In the eyes and imagination of acclaimed singer-songwriter, Lindi Ortega, “Faded Gloryville” is a place we’ve all been, we’re all familiar with or will one day know all to well.
Some visit. Some stay. Some escape. Some leave only to return again.
And for Lindi, it was also the source of inspiration — in title and in spirit — for her stunning new collection of country-kissed songs that make up her fourth full-length release (Last Gang Records). It is an album that is filled with the sights and sounds and souls of those who’ve found themselves in “Faded Gloryville,” brought to its saloons, flophouses and cheap motels by drink, by debt, by vanity, heartbreak, failure, fear or misfortune.
Her first glimpse of the place, oddly enough, was in another artistic vision, that of the Jeff Bridges film Crazy Heart, which depicts a fellow musician exiled in a similar metaphorical town, down-and-out, drunk and debasing himself and his talents for those who could care less.
“I had a moment where I thought, ‘Could this be me? Could I wind up like this?’ ” says Lindi. “That was a very honest question to myself.”
That fact, the idea that she would question that shouldn’t come as much of a surprise to those familiar with the subject matter of her past work, specifically 2013’s Juno Award-nominated Tin Star, considering much of it was powered by Lindi’s experiences as a young, struggling artist in the equally as fabled and dream-dashing place of Nashville, where she now makes her home.

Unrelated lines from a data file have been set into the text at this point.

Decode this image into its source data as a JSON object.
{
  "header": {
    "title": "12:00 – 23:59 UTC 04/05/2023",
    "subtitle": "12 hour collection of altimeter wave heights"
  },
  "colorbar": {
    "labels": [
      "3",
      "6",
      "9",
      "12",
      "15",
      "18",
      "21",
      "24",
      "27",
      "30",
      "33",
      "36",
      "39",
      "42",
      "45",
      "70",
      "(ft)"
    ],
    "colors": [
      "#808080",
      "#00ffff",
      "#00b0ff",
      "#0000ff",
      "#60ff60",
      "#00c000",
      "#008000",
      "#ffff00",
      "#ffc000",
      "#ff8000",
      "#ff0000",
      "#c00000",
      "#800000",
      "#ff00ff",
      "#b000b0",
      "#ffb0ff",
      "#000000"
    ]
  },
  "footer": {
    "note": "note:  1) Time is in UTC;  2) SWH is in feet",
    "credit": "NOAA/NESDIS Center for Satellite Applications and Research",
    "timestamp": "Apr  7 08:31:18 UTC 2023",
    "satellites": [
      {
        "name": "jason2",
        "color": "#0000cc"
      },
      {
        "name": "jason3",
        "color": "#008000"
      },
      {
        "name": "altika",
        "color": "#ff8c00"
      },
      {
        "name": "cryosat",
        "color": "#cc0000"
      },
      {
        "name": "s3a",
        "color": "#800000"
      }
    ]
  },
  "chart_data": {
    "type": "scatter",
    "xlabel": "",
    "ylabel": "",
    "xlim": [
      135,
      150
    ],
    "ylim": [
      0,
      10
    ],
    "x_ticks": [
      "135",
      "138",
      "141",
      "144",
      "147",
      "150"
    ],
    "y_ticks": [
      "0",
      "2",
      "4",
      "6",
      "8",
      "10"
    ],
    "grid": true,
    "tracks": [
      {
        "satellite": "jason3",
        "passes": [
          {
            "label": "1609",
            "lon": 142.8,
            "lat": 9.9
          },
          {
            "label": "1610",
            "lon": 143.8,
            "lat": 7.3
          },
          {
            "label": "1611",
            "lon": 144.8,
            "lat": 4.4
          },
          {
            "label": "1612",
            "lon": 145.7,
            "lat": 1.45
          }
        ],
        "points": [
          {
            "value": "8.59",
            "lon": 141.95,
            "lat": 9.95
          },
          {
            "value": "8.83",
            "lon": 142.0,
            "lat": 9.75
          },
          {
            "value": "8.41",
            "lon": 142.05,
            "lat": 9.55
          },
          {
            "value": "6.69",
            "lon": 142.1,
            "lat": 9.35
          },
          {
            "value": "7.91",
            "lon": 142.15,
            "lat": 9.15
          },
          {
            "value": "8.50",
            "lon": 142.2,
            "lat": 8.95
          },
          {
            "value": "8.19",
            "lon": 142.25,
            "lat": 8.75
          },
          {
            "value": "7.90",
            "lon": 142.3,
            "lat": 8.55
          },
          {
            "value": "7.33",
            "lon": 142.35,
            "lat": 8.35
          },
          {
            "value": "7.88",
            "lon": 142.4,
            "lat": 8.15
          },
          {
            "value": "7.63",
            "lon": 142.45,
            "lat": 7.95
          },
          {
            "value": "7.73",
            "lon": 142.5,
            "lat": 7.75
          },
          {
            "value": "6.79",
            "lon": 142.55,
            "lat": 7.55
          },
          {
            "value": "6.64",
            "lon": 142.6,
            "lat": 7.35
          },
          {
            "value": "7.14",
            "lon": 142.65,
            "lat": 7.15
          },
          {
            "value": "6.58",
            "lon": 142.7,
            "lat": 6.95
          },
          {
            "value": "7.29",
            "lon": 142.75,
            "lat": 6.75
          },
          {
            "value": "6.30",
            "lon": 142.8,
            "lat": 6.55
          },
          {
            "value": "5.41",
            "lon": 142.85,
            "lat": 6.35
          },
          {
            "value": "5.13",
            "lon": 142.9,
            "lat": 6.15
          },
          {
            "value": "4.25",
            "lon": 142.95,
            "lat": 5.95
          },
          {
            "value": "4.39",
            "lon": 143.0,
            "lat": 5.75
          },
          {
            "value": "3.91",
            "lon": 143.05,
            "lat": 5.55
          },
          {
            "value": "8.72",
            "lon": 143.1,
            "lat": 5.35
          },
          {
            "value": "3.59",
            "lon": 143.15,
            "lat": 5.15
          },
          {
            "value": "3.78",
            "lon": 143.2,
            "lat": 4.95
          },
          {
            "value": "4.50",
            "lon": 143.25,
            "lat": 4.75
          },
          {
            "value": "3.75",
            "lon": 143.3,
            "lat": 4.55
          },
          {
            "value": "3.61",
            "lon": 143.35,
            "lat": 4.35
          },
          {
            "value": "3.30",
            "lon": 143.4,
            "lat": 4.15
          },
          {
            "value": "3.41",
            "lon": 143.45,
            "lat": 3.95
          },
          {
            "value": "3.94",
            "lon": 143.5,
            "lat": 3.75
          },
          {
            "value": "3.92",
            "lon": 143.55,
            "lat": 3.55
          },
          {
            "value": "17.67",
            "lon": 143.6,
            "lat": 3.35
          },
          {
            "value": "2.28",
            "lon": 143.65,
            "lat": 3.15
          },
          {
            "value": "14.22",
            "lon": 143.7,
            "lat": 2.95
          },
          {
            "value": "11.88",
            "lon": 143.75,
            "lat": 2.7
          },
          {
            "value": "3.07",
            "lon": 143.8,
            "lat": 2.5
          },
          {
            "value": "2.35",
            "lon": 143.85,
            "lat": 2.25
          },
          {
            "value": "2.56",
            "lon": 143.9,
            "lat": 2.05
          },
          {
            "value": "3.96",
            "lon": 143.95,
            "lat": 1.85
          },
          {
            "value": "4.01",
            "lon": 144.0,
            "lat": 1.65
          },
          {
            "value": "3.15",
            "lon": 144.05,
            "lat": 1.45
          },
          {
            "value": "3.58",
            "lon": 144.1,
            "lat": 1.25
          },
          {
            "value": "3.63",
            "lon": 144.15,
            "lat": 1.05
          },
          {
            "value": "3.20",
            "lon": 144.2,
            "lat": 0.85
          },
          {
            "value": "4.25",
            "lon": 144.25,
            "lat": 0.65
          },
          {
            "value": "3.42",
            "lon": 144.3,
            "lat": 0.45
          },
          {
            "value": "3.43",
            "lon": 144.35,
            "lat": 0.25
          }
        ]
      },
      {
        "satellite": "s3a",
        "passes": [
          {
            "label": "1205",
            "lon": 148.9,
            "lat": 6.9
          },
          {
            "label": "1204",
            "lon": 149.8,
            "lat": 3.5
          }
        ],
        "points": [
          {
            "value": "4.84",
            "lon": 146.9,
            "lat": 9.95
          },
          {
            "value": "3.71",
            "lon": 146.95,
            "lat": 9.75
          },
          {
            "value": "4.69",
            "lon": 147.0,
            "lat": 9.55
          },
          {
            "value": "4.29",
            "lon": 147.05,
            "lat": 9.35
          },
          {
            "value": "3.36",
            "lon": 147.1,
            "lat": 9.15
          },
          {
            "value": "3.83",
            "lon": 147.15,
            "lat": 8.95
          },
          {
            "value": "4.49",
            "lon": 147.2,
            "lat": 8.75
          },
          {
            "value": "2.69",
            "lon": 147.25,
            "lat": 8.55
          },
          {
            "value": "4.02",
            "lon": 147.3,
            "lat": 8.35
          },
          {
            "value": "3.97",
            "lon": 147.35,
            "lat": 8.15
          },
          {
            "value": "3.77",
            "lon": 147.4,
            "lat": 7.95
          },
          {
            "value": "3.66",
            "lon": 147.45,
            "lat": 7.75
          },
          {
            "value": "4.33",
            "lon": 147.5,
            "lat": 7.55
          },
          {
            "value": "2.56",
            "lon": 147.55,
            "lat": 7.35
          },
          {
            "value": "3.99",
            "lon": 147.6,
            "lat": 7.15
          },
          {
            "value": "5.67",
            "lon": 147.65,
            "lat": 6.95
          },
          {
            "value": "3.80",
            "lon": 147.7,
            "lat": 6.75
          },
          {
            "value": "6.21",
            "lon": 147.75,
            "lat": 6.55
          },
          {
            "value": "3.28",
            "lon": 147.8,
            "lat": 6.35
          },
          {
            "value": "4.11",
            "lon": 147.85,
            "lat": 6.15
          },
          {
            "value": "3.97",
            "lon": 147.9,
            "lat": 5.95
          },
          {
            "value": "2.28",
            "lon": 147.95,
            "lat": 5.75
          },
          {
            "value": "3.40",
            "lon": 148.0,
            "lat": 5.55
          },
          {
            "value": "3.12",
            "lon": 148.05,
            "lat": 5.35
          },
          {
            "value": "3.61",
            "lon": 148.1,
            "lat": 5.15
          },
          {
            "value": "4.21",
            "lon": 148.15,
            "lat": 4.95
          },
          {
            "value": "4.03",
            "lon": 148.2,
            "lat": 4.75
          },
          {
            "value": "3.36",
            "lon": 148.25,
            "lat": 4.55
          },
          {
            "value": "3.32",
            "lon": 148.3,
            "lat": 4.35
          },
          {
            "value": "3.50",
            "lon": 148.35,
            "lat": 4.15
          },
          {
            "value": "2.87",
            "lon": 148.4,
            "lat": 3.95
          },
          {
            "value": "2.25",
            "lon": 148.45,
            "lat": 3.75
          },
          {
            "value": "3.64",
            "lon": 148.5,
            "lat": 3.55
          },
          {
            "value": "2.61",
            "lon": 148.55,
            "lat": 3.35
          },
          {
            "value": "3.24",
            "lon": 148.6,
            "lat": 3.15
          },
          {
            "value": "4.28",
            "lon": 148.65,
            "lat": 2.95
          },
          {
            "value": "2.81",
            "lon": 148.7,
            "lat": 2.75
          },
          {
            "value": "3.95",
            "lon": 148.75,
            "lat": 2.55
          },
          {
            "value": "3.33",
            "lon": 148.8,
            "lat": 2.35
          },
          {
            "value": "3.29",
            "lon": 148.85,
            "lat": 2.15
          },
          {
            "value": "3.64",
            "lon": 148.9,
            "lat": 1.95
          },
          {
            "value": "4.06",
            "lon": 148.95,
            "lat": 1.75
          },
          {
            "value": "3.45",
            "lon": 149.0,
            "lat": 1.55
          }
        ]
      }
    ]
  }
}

Just as it shouldn’t come as much of a surprise to those familiar with her incredible gifts that the feisty, fiery and fierce force of nature had no intention of taking up permanent residency in Faded Gloryville.
It was a pitstop. She took what she needed, saw the sights, hung with the locals, and high-tailed it out of there, hitting the road to capture its essence in three very different recording sessions.
The first two were with producers familiar to her work, Dave Cobb, who was behind the boards for Tin Star, and fellow Canadian castaway Colin Linden, who helped her realize her vision for 2012’s Polaris Prize nominated Cigarettes & Truckstops.
The results of those, Lindi says, should be pleasing to those many fans who’ve discovered her over the years, fallen hard for her own unique take on the torch and twang of her country influences such as Hank Williams, Patsy Cline, Johnny Cash and Loretta Lynn that has taken her around the world to enthusiastic audiences everywhere.
The final session, though, was one that took her in a somewhat different direction, towards a more Muscle Shoals sound utilized by those that came before her such as Solomon Burke, Ray Charles, Otis Redding, Sam Cooke — artists she expresses an affinity and fondness for.
Helping her navigate the new terrain were John Paul White from The Civil Wars and Ben Tanner from the Alabama Shakes, who co-produced in their studio in the deep south what Lindi describes as three of the album’s more “soulful tunes.”
Faded Gloryville features everything from barnburner songs and the good ol’ foot-stomping, toe-tapping numbers to the ballads that Lindi has made her calling card, all delivered with an energy and emotional investment that makes them utterly her own.